Wednesday, March 30, 2011

When mandatory detention kills people protest is a necessary moral act

On Monday night I attended a public seminar on Australia's refugee policies and the unfolding crises in immigration detention. Not surprisingly much of the discussion focused on recent riots, protests and property destruction at the Christmas Island Detention centres.

A number of speakers and audience members expressed the view that whilst they understood the reasons behind the protests, such action was harmful to the cause of the asylum seekers themselves and to those working on behalf of asylum seekers and refugees.

Although the argument is understandable (and common), it is in my view limited and fundamentally flawed.

In fact, it could be argued that opposition and resistance to mandatory detention by detainees (and civil society) is a necessary moral action to prevent the death of asylum seekers, to protect the human life and well being of detainees, and to make visible and highlight the reality of state-corporate crime.

The Australian lawyer and academic Michael Grewcock argues that resistance and protest by detainees is a legitimate response to state inflicted harm and to a criminal system based on violence and abuse and denial of humanity. Grewcock argues that Australia's treatment of asylum seekers should be regarded as a state crime.

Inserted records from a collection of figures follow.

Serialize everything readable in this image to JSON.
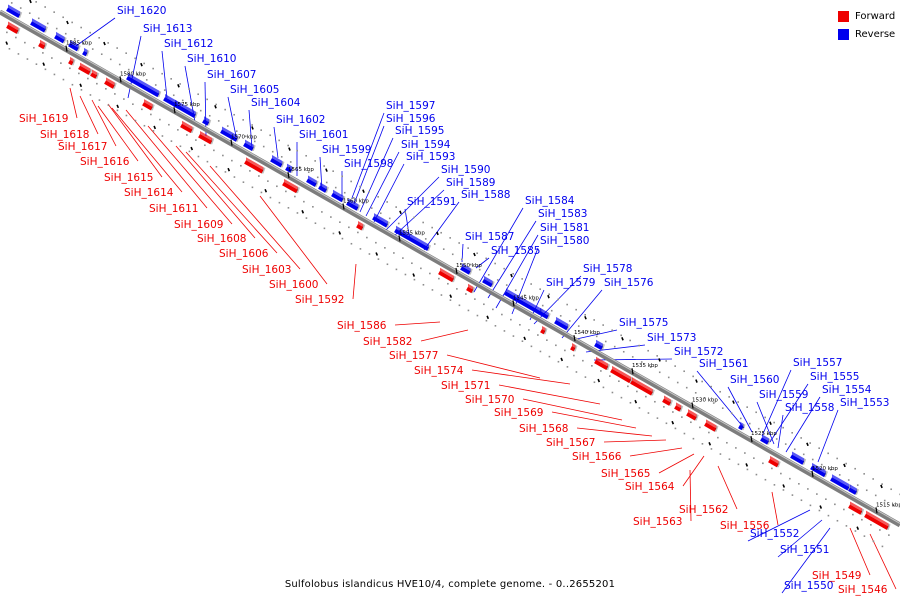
{
  "colors": {
    "forward": "#ee0000",
    "reverse": "#0000ee",
    "axis": "#7d7d7d"
  },
  "legend": [
    {
      "label": "Forward",
      "color": "#ee0000"
    },
    {
      "label": "Reverse",
      "color": "#0000ee"
    }
  ],
  "caption": "Sulfolobus islandicus HVE10/4, complete genome. - 0..2655201",
  "axis_ticks": [
    "1585 kbp",
    "1580 kbp",
    "1575 kbp",
    "1570 kbp",
    "1565 kbp",
    "1560 kbp",
    "1555 kbp",
    "1550 kbp",
    "1545 kbp",
    "1540 kbp",
    "1535 kbp",
    "1530 kbp",
    "1525 kbp",
    "1520 kbp",
    "1515 kbp"
  ],
  "genes": {
    "reverse": [
      "SiH_1620",
      "SiH_1613",
      "SiH_1612",
      "SiH_1610",
      "SiH_1607",
      "SiH_1605",
      "SiH_1604",
      "SiH_1602",
      "SiH_1601",
      "SiH_1599",
      "SiH_1598",
      "SiH_1597",
      "SiH_1596",
      "SiH_1595",
      "SiH_1594",
      "SiH_1593",
      "SiH_1590",
      "SiH_1589",
      "SiH_1591",
      "SiH_1588",
      "SiH_1584",
      "SiH_1583",
      "SiH_1581",
      "SiH_1587",
      "SiH_1580",
      "SiH_1585",
      "SiH_1578",
      "SiH_1579",
      "SiH_1576",
      "SiH_1575",
      "SiH_1573",
      "SiH_1572",
      "SiH_1561",
      "SiH_1557",
      "SiH_1560",
      "SiH_1555",
      "SiH_1559",
      "SiH_1554",
      "SiH_1558",
      "SiH_1553",
      "SiH_1552",
      "SiH_1551",
      "SiH_1550"
    ],
    "forward": [
      "SiH_1619",
      "SiH_1618",
      "SiH_1617",
      "SiH_1616",
      "SiH_1615",
      "SiH_1614",
      "SiH_1611",
      "SiH_1609",
      "SiH_1608",
      "SiH_1606",
      "SiH_1603",
      "SiH_1600",
      "SiH_1592",
      "SiH_1586",
      "SiH_1582",
      "SiH_1577",
      "SiH_1574",
      "SiH_1571",
      "SiH_1570",
      "SiH_1569",
      "SiH_1568",
      "SiH_1567",
      "SiH_1566",
      "SiH_1565",
      "SiH_1564",
      "SiH_1563",
      "SiH_1562",
      "SiH_1556",
      "SiH_1549",
      "SiH_1546"
    ]
  }
}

Protest is a claim to legitimacy and visibility by those whose humanity has been systematically denied or challenged:
" resistance makes detainees visible; it can highlight the contemporary reality of state organized abuse".
The death on Monday of another asylum seeker at the Curtin Detention Centre (the 6th death in immigration detention in 7 months)  is further evidence that Australia's system of mandatory detention is increasingly killing people.

As Ian Rintoul from the Refugee Action Coalition and Pamela Curr from the Aslum Seeker Resource Centre point out mandatory detention for many asylum seekers has become a death sentence. As Pamela Curr points out if these were deaths of people other than asylum seekers there would be a public and political outcry.

In addition to causing deaths, the evidence is clear that mandatory detention is a form of state sanctioned violence and abuse. It traumatizes people, abuses children and destroys the mental health and the physical and psychological health of thousands of detainees. Incidents of self harm and suicide continue to grow exponentially. Ian Rintoul writes that in just one detention centre:
"Self-harm in Curtin is at epidemic proportions. There is an incident almost every day"
Mike Grewcock argues that Australia's refugee policies, including mandatory detention and border policing, are "crimes" committed by the state ( in conjunction with corporations such as Serco). Grewcock argues that in criminalizing and demonizing asylum seekers, the Australian state has systematically employed criminal strategies to achieve its ends.

For Grewcock various features of mandatory detention that make it a form of state crime include:
  • alienation (lack of lawful status, restricted access to legal redress, physical separation from civil society, ideological construction as illegal and dangerous outsiders)
  • systematic and intentional breaches of human rights and legal obligations
  • the infliction of systemic abuse, death or harm on children, men and women (psychological impact of detention, mental illness and depression, self harming and destructive behavior, suicide).
  • forceful denial by the Australian state of the legitimate expectations of asylum seekers and unauthorized arrivals to free movement and protection and due process before the law
  • use of illegal  and criminal regimes (incarceration, regimes of force.
Grewcock's work demonstrates that a system that uses criminal strategies to inflict death, harm, pain and suffering  upon children, men and women, all to serve political ends, is frankly illegitimate and acting criminally. Opposition, resistance and protest are not just legitimate but necessary. As Grewcock argues those who fail to oppose or resist these policies are accessories to a crime.

So rather than criticize and vilify those detainees who protest and demonstrate inside (and outside) detention centres we should support and applaud their courage and willingness to take a stand against  what is fundamentally a criminal regime.